He walked onstage in costumes that looked like they came from another planet, playing a bass that looked like a star, and the audience did not laugh. They cheered. Bootsy Collins was born in Cincinnati in 1951, and he arrived on earth understanding that funk was not music.
It was a planet. You either lived on it or you did not. He started playing with James Brown as a teenager, replacing a legend on bass and somehow becoming one himself. Then he joined George Clinton's Parliament-Funkadelic operation, where the rules were: there are no rules, the bass is the lead instrument, and the groove is God. Bootsy did not just follow those rules. He wrote them in glitter.

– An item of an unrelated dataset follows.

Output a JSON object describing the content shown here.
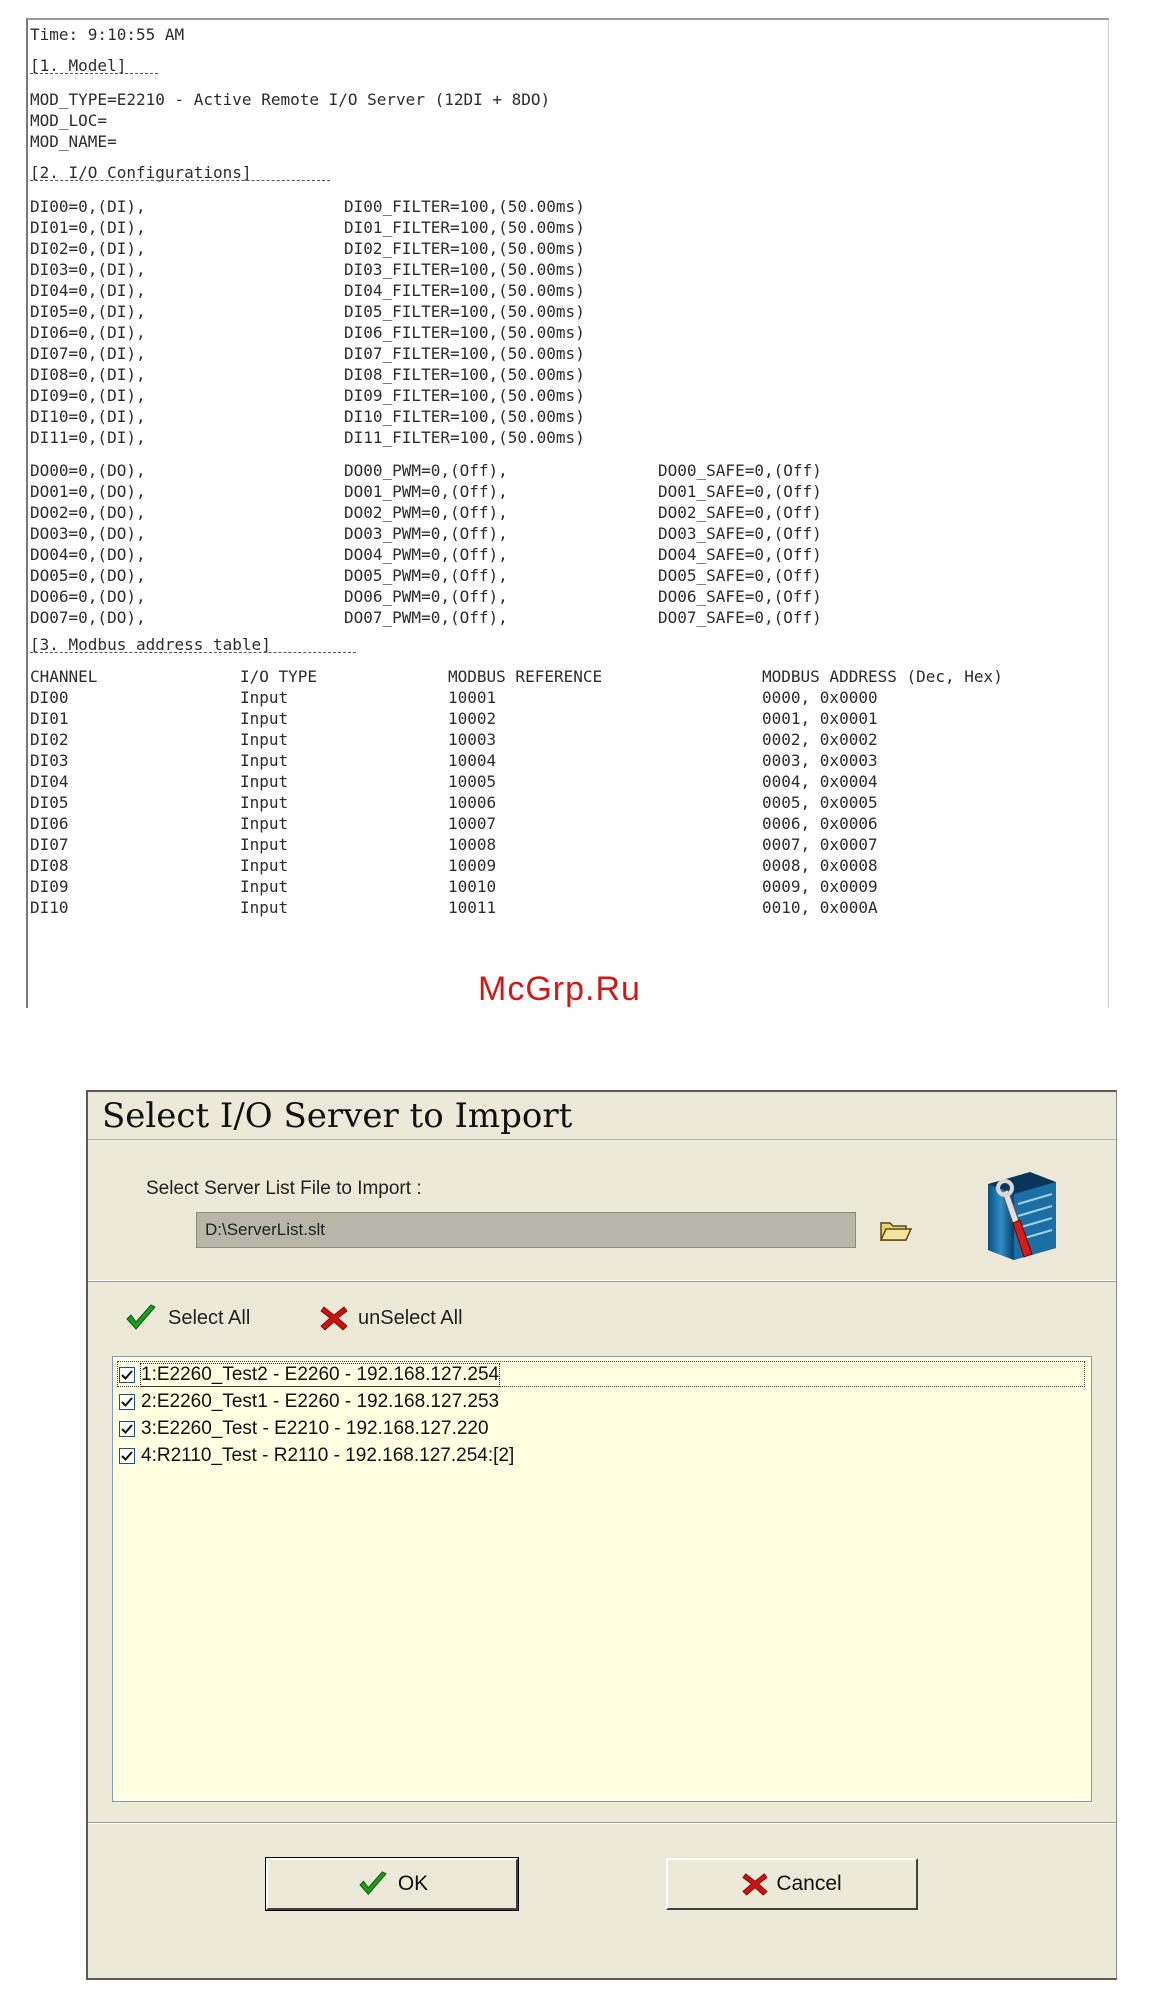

The cost of being Bootsy Collins was being seen as a cartoon. The costumes. The persona. The space-bassist shtick. It was easy for serious critics to miss the genius because the genius was wearing a ridiculous hat. James Brown worked his band hard -- the hardest bandleader in the business, a man who fined musicians for wrong notes. Bootsy learned discipline inside that chaos. He took that discipline to Parliament, where the chaos was deliberate and the discipline made it work. He watched the industry steal from Black artists. He watched the P-Funk empire struggle with money even as it filled arenas. He paid in the currency of being underestimated by people who thought funk was a joke. Funk was not a joke. Funk was a whole army of joy marching through the night.

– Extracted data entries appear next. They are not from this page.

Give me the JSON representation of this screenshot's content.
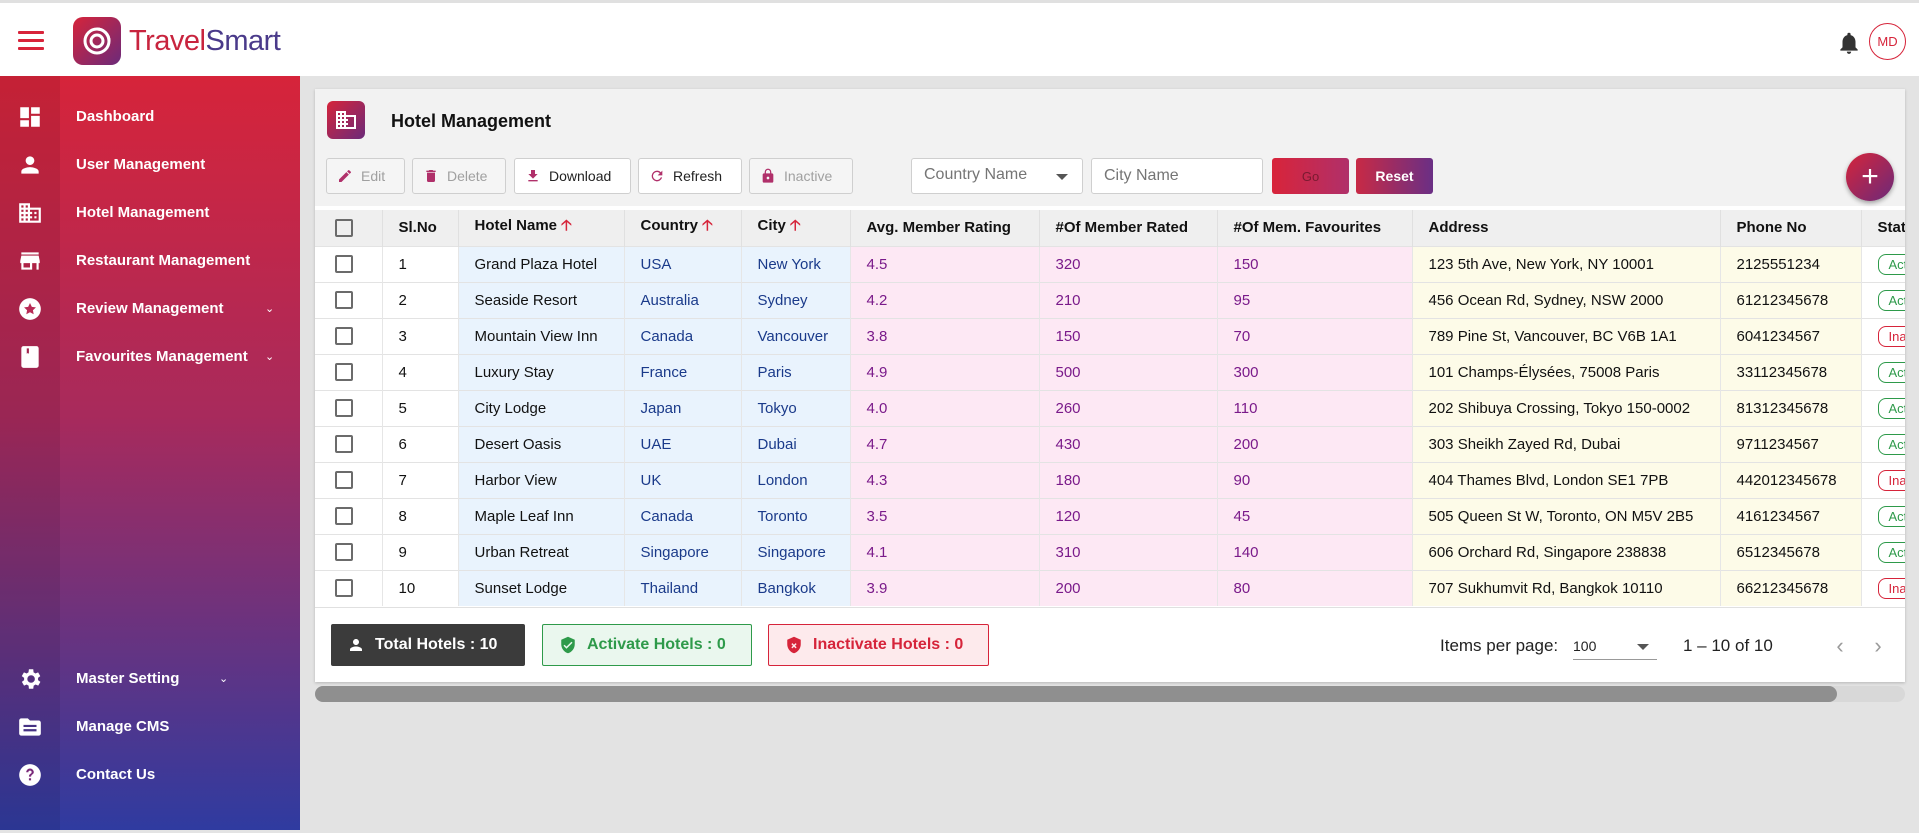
{
  "brand": {
    "name_part1": "Travel",
    "name_part2": "Smart"
  },
  "user": {
    "initials": "MD"
  },
  "sidebar": {
    "items": [
      {
        "label": "Dashboard",
        "icon": "dashboard-icon"
      },
      {
        "label": "User Management",
        "icon": "person-icon"
      },
      {
        "label": "Hotel Management",
        "icon": "hotel-icon"
      },
      {
        "label": "Restaurant Management",
        "icon": "store-icon"
      },
      {
        "label": "Review Management",
        "icon": "star-icon",
        "expandable": true
      },
      {
        "label": "Favourites Management",
        "icon": "bookmark-icon",
        "expandable": true
      }
    ],
    "bottom_items": [
      {
        "label": "Master Setting",
        "icon": "gear-icon",
        "expandable": true
      },
      {
        "label": "Manage CMS",
        "icon": "folder-icon"
      },
      {
        "label": "Contact Us",
        "icon": "help-icon"
      }
    ]
  },
  "page": {
    "title": "Hotel Management"
  },
  "toolbar": {
    "edit": "Edit",
    "delete": "Delete",
    "download": "Download",
    "refresh": "Refresh",
    "inactive": "Inactive",
    "country_placeholder": "Country Name",
    "city_placeholder": "City Name",
    "go": "Go",
    "reset": "Reset"
  },
  "table": {
    "columns": [
      "Sl.No",
      "Hotel Name",
      "Country",
      "City",
      "Avg. Member Rating",
      "#Of Member Rated",
      "#Of Mem. Favourites",
      "Address",
      "Phone No",
      "Status"
    ],
    "rows": [
      {
        "sl": "1",
        "name": "Grand Plaza Hotel",
        "country": "USA",
        "city": "New York",
        "rating": "4.5",
        "rated": "320",
        "fav": "150",
        "address": "123 5th Ave, New York, NY 10001",
        "phone": "2125551234",
        "status": "Active"
      },
      {
        "sl": "2",
        "name": "Seaside Resort",
        "country": "Australia",
        "city": "Sydney",
        "rating": "4.2",
        "rated": "210",
        "fav": "95",
        "address": "456 Ocean Rd, Sydney, NSW 2000",
        "phone": "61212345678",
        "status": "Active"
      },
      {
        "sl": "3",
        "name": "Mountain View Inn",
        "country": "Canada",
        "city": "Vancouver",
        "rating": "3.8",
        "rated": "150",
        "fav": "70",
        "address": "789 Pine St, Vancouver, BC V6B 1A1",
        "phone": "6041234567",
        "status": "Inactive"
      },
      {
        "sl": "4",
        "name": "Luxury Stay",
        "country": "France",
        "city": "Paris",
        "rating": "4.9",
        "rated": "500",
        "fav": "300",
        "address": "101 Champs-Élysées, 75008 Paris",
        "phone": "33112345678",
        "status": "Active"
      },
      {
        "sl": "5",
        "name": "City Lodge",
        "country": "Japan",
        "city": "Tokyo",
        "rating": "4.0",
        "rated": "260",
        "fav": "110",
        "address": "202 Shibuya Crossing, Tokyo 150-0002",
        "phone": "81312345678",
        "status": "Active"
      },
      {
        "sl": "6",
        "name": "Desert Oasis",
        "country": "UAE",
        "city": "Dubai",
        "rating": "4.7",
        "rated": "430",
        "fav": "200",
        "address": "303 Sheikh Zayed Rd, Dubai",
        "phone": "9711234567",
        "status": "Active"
      },
      {
        "sl": "7",
        "name": "Harbor View",
        "country": "UK",
        "city": "London",
        "rating": "4.3",
        "rated": "180",
        "fav": "90",
        "address": "404 Thames Blvd, London SE1 7PB",
        "phone": "442012345678",
        "status": "Inactive"
      },
      {
        "sl": "8",
        "name": "Maple Leaf Inn",
        "country": "Canada",
        "city": "Toronto",
        "rating": "3.5",
        "rated": "120",
        "fav": "45",
        "address": "505 Queen St W, Toronto, ON M5V 2B5",
        "phone": "4161234567",
        "status": "Active"
      },
      {
        "sl": "9",
        "name": "Urban Retreat",
        "country": "Singapore",
        "city": "Singapore",
        "rating": "4.1",
        "rated": "310",
        "fav": "140",
        "address": "606 Orchard Rd, Singapore 238838",
        "phone": "6512345678",
        "status": "Active"
      },
      {
        "sl": "10",
        "name": "Sunset Lodge",
        "country": "Thailand",
        "city": "Bangkok",
        "rating": "3.9",
        "rated": "200",
        "fav": "80",
        "address": "707 Sukhumvit Rd, Bangkok 10110",
        "phone": "66212345678",
        "status": "Inactive"
      }
    ]
  },
  "summary": {
    "total": "Total Hotels : 10",
    "active": "Activate Hotels : 0",
    "inactive": "Inactivate Hotels : 0"
  },
  "pagination": {
    "items_per_page_label": "Items per page:",
    "items_per_page": "100",
    "range": "1 – 10 of 10"
  },
  "colors": {
    "accent_red": "#d6243a",
    "accent_purple": "#6b2a7a",
    "active_green": "#2e9a4a"
  }
}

"I'd Rather Be With You" is Bootsy's masterpiece, a track so warm and slow and deep that it feels like being held. It does not show off. It does not need to. The bassline is not fast.

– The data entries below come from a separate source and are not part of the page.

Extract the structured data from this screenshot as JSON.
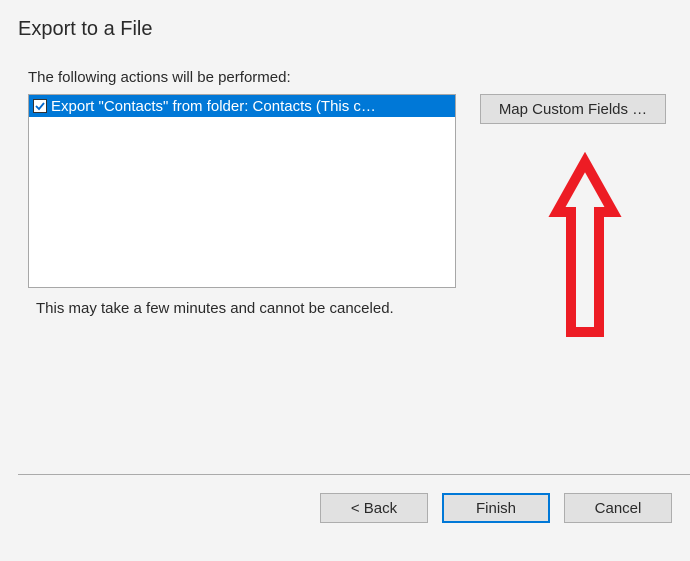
{
  "dialog": {
    "title": "Export to a File",
    "instruction": "The following actions will be performed:",
    "actions": [
      {
        "checked": true,
        "label": "Export \"Contacts\" from folder: Contacts (This c…"
      }
    ],
    "map_button_label": "Map Custom Fields …",
    "note": "This may take a few minutes and cannot be canceled.",
    "buttons": {
      "back": "< Back",
      "finish": "Finish",
      "cancel": "Cancel"
    }
  },
  "annotation": {
    "arrow_color": "#ed1c24"
  }
}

It is sure. It knows exactly where it is going. Bootsy's playing with Parliament and Funkadelic redefined what the bass could do in popular music. It became the lead voice. It became the melody. It became the thing you hummed when you walked down the street. He turned the lowest instrument into the most expressive one. He made it sing. He made it talk. He made it sound like a conversation between the body and the earth, a deep rumble that connected everything.
Bootsy Collins is still alive, still recording, still wearing the spaceman suits, still carrying the funk gospel. He worked with James Brown, with George Clinton, with the Parliament-Funkadelic mothership, and with every generation of musicians who came looking for the secret. He outlasted the critics. He outlasted the trends. He proved that the bass could be a lead instrument, that joy could be radical, and that the groove was always real even if you could not see it. Bootsy did not just play funk. He inhabited it. He was not a musician. He was an ambassador from a planet where everybody dances. We are lucky he landed here.